I bought my first lottery ticket yesterday too. After a week of Gary's nagging, how could I not? I think I feel lucky enough to win...$2 for a one-in-billion chance to win $17 million...is that worth it? The last time I had a lottery ticket, I won $2 and a free ticket. How cool would it be if I actually won large amounts of cash this time? Good things have been happening to me lately...keep your fingers crossed.

We went out to Blockbuster after stuffing ourselves with the yummy French desert and rented 40 Days and 40 Nights. Is it wrong of me to like that movie? Because I did. I do! It was funny enough to make me laugh out loud (most likely to Eileen's parents' annoyance), included lots of sexual humour (which I'm finding myself to enjoy muchly), and had just a tinge of romance, just enough to make me swoon, not gag. That thing with the orchid was the most sensual thing I've ever seen.
But for some reason, I feel like I've grown up too fast yet again. Why did I enjoy that movie while it made others cringe and make someone say it tainted her innocence?

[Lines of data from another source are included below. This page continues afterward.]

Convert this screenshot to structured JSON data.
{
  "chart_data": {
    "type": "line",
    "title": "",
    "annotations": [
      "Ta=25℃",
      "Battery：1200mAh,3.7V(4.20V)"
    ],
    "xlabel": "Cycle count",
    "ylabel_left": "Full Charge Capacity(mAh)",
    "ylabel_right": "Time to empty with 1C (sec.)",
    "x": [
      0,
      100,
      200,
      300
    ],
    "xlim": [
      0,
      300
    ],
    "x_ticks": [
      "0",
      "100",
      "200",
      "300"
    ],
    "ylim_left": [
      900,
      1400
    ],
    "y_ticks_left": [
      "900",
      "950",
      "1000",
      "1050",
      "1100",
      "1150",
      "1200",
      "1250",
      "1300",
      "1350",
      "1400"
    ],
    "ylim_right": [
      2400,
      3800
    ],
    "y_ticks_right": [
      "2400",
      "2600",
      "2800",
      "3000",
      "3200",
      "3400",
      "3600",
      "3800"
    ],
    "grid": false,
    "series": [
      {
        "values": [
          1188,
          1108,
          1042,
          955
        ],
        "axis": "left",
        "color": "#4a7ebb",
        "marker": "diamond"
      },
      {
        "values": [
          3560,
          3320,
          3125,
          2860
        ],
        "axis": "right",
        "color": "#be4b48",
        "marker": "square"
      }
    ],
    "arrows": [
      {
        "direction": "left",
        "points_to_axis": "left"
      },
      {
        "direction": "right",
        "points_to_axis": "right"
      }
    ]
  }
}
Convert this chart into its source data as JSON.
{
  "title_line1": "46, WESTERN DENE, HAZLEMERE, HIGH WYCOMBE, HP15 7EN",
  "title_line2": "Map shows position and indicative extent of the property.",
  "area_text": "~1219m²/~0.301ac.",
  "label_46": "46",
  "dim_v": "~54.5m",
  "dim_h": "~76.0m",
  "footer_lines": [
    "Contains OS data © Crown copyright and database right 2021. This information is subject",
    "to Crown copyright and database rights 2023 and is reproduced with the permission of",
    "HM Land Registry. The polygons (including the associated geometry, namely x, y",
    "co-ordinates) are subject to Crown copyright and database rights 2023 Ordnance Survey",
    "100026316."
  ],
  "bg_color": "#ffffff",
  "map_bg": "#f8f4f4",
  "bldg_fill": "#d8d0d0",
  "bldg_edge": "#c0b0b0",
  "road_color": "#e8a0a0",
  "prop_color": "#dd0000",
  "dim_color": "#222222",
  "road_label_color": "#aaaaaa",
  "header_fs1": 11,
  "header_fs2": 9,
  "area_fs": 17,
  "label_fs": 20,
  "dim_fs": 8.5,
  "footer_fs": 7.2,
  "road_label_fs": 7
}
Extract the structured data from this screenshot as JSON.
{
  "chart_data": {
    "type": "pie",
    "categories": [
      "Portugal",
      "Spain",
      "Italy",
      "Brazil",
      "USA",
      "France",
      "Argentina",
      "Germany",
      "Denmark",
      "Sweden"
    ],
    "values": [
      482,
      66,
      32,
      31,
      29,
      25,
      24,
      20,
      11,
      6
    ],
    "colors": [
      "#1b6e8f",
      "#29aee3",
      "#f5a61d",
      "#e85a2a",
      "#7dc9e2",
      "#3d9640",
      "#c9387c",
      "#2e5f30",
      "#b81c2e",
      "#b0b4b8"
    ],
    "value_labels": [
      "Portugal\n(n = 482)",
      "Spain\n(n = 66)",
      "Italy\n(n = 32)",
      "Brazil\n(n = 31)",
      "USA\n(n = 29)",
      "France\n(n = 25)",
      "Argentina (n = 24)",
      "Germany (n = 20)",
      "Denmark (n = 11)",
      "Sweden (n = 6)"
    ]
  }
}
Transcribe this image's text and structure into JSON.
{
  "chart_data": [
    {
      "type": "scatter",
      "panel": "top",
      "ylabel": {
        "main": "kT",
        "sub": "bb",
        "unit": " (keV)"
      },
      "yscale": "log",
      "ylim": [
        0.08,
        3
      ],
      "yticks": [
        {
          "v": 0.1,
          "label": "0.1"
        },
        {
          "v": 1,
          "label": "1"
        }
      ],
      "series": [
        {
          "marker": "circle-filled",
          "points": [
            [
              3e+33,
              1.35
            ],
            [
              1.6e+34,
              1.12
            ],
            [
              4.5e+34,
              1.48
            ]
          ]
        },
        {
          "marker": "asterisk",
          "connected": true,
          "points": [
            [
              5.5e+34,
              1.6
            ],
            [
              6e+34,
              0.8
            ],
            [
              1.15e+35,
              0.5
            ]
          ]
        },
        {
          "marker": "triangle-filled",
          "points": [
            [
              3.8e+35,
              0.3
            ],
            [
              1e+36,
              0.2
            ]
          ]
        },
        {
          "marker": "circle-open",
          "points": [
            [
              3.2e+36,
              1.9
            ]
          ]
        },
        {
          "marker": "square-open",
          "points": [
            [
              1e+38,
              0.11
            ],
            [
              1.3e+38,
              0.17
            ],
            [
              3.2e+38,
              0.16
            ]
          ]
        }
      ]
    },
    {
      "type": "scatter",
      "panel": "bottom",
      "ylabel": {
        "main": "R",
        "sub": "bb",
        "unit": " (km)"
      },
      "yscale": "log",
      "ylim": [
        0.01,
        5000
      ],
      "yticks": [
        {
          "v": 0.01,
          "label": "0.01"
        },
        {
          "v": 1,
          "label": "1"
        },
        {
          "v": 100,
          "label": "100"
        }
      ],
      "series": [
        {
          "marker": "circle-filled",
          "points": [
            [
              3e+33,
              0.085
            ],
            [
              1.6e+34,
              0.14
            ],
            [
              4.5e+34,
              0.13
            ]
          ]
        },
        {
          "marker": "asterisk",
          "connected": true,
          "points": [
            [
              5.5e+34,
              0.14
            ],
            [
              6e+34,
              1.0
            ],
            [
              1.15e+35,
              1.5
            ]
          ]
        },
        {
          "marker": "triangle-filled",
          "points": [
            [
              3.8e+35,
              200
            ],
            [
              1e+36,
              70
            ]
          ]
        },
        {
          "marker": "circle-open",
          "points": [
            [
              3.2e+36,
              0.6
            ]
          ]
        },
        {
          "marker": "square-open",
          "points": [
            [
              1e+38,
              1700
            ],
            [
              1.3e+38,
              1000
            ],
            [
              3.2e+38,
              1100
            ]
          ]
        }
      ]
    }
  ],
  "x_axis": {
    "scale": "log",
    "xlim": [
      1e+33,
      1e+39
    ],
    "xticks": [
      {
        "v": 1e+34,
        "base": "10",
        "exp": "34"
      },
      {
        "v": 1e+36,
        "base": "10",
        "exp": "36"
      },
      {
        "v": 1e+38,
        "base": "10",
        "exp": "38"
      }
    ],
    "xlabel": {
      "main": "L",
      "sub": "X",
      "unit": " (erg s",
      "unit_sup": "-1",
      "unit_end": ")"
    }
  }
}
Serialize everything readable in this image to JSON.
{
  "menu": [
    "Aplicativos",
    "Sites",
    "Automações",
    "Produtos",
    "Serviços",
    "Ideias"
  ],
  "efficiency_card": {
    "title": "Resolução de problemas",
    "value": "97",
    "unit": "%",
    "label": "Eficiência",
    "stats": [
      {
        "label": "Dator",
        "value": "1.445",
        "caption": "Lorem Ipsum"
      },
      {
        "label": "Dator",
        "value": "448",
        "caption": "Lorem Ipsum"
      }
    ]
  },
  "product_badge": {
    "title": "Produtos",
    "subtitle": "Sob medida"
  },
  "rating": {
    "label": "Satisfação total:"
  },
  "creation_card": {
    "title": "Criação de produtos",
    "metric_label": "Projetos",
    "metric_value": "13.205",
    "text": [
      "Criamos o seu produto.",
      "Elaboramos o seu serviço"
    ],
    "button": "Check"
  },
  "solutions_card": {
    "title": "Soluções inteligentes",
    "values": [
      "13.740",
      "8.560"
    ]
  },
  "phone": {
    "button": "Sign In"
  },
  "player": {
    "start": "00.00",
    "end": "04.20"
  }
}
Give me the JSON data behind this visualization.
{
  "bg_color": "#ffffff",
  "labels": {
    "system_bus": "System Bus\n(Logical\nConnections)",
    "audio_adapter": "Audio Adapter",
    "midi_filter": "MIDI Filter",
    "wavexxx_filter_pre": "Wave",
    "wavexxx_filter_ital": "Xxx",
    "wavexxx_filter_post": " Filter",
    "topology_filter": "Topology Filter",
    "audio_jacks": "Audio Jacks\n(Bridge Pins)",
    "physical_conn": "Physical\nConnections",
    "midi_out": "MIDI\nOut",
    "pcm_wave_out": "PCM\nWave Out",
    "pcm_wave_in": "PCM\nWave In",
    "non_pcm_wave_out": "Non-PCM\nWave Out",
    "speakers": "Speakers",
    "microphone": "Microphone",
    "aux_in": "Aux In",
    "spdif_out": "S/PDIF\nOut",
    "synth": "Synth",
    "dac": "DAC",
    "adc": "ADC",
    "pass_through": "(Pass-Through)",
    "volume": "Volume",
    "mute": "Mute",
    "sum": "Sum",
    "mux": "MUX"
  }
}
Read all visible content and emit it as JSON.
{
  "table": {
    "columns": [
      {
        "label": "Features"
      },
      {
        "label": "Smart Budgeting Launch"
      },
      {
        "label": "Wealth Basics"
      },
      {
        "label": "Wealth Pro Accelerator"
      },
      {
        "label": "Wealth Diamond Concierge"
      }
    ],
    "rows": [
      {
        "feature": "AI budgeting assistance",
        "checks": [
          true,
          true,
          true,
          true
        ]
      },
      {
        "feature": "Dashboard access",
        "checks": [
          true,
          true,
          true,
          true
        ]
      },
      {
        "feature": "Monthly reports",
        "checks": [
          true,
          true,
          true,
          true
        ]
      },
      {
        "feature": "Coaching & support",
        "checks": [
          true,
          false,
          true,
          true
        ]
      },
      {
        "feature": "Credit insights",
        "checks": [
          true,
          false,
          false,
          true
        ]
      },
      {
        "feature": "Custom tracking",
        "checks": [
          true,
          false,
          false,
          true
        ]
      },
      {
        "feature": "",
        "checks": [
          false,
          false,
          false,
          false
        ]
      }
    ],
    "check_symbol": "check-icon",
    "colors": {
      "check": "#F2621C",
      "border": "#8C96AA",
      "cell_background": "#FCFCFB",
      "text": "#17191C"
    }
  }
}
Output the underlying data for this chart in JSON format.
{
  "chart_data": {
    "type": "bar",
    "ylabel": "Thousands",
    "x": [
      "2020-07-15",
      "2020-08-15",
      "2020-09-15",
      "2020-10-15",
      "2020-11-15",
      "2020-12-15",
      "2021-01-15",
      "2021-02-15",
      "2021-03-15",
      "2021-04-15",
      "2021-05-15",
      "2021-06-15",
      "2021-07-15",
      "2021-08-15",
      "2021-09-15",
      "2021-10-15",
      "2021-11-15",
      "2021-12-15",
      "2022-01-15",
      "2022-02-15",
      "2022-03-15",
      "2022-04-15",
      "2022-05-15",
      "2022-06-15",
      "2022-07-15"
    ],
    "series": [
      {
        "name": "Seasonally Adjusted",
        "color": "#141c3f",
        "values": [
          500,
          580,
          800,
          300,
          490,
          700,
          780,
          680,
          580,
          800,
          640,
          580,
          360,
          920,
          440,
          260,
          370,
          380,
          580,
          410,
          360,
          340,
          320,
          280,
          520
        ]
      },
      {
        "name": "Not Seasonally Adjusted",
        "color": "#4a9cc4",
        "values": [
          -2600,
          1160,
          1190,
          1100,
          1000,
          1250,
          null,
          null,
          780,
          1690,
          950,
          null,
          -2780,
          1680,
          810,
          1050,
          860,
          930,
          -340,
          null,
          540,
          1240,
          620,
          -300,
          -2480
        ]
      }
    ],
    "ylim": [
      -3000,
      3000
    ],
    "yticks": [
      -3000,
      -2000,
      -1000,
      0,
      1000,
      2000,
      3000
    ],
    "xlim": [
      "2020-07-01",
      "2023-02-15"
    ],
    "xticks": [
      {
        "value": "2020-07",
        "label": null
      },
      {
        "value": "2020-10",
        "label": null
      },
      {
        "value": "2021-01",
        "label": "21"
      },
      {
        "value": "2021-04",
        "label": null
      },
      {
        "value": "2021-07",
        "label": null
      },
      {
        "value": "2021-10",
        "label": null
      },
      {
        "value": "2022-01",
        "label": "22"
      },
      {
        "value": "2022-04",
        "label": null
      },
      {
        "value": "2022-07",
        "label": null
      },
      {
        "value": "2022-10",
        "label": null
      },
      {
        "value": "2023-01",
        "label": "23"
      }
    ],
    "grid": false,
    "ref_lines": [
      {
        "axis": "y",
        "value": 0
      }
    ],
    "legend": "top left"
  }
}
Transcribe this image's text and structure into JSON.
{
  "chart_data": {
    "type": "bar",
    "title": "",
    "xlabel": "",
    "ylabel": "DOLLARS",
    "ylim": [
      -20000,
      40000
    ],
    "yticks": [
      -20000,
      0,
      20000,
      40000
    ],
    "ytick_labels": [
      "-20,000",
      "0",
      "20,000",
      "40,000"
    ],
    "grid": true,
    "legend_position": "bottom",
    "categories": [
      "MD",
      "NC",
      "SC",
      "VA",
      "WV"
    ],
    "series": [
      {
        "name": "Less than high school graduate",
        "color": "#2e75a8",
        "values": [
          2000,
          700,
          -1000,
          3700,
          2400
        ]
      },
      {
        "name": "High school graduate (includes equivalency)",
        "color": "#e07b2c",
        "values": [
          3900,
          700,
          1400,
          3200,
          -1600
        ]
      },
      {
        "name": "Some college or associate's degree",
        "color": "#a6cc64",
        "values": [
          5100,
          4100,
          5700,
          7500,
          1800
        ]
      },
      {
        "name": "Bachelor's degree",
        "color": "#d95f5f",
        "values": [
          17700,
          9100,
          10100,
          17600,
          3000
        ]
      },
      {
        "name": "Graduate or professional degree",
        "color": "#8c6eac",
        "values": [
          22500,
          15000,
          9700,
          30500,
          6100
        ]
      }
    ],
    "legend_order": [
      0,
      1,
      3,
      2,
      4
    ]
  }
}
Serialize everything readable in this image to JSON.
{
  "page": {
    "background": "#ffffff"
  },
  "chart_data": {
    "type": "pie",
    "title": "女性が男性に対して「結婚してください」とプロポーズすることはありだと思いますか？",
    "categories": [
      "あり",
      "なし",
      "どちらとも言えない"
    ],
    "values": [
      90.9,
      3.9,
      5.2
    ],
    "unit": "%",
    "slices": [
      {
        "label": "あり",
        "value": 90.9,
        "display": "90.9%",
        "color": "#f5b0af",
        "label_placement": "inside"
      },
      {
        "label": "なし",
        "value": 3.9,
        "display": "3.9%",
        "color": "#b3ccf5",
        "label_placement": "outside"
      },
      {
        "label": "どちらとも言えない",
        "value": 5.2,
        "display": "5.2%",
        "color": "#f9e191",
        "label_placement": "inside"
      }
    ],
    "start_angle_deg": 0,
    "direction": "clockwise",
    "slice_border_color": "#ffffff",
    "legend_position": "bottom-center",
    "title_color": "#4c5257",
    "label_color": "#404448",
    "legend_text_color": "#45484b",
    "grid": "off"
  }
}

I'm not saying I want all my friends to be dirty and have their minds in the gutter all the time...I don't know what I'm saying. I enjoy innocence, I enjoy purity, I acknowledge and embrace those qualities, but maybe it's getting a little tiring....naivete is getting annoying.
When are we going to lose this stigma surrounding sex?

I'm feeling melancholy.
Our Lady Peace always does that to me.